The African Export-Import Bank (Afreximbank) projects that Africa’s rice market will grow from around $24 billion in 2024 to $29.2 billion by 2030, with an estimated average annual growth rate of 4%, according to Afreximbank’s Commodities Bulletin No. 1-2025.
In the past year, the global rice market experienced significant changes. In the 2024-25 season, global production reached a record 533.8 million tons (milled basis), an increase of 11.6 million tons compared to the previous year, driven by abundant harvests in India, Cambodia, and Pakistan.
Conversely, adverse weather conditions in countries such as Bangladesh and Nigeria limited production. In Africa, rice production has steadily increased, with available supply reaching 39.8 million tons in 2022, up from 36.9 million tons in 2018, reinforcing a positive trend in the sector.
Despite this progress, the continent remains a net importer, relying on external sources for around 40% of consumption. Major suppliers, such as India, Thailand, and Vietnam, continue to fill this gap, keeping Africa dependent on imported rice.
Urban population growth and changing dietary habits favoring convenient staple foods, combined with initiatives from the African Continental Free Trade Area (AfCFTA), are expected to further boost demand and reduce regional transportation costs.

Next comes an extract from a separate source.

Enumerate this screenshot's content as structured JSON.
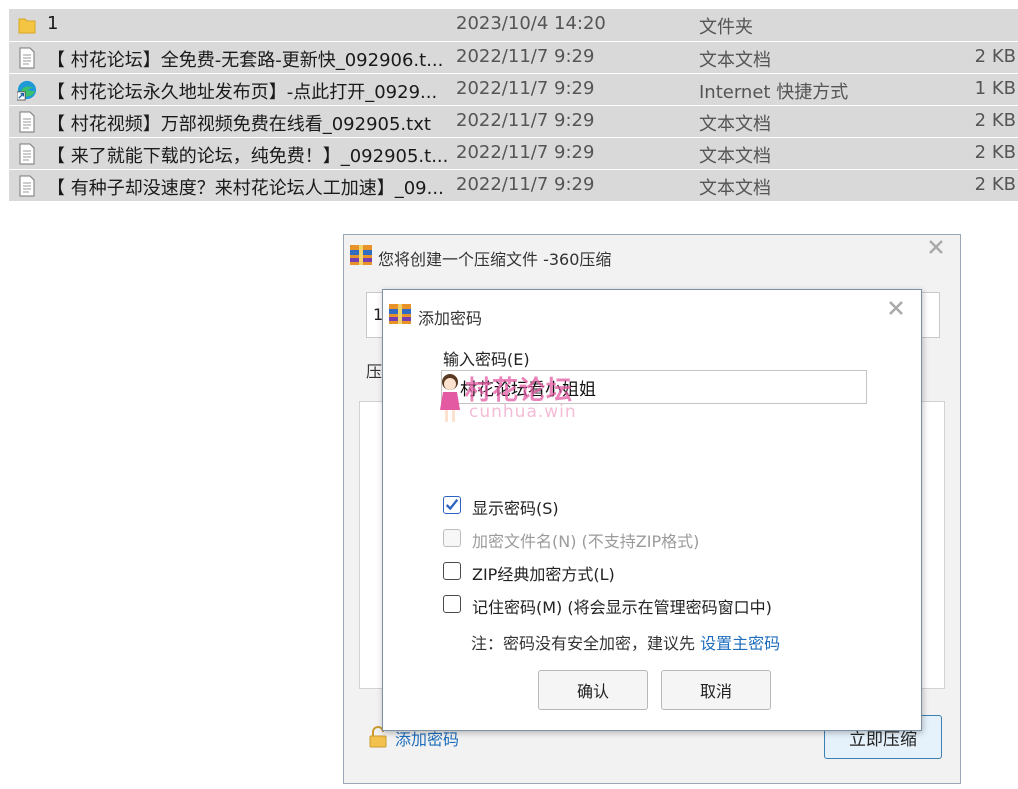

Challenges to Self-Sufficiency
Afreximbank also highlighted obstacles to achieving self-sufficiency: inadequate rural infrastructure, limited access to quality seeds and mechanization, and exposure to climate change impacts such as droughts and floods, which restrict productivity and reduce competitiveness against imported rice.
Opportunities for Producers and Investors
Africa’s leading rice producers — Nigeria, Egypt, Madagascar, and Tanzania — recorded production volumes of approximately 8.7 million, 5 million, 5 million, and 1.8 million tons respectively in 2024. These countries dominate much of continental production and are well-positioned to benefit from the projected $5 billion market expansion.
Increasing investment in production capacity, mechanization, and agricultural technology solutions could allow them to capture a larger share of this growing market. For private investors, agritech companies, and development finance institutions, the forecast underscores the potential for profitable engagement.
Strengthening domestic production not only promises economic returns but also addresses critical food security issues. It reduces dependency on imports and enhances resilience against global market fluctuations. With Africa’s population growing and urbanization accelerating, the coming years are crucial for securing substantial gains and reinforcing local food systems.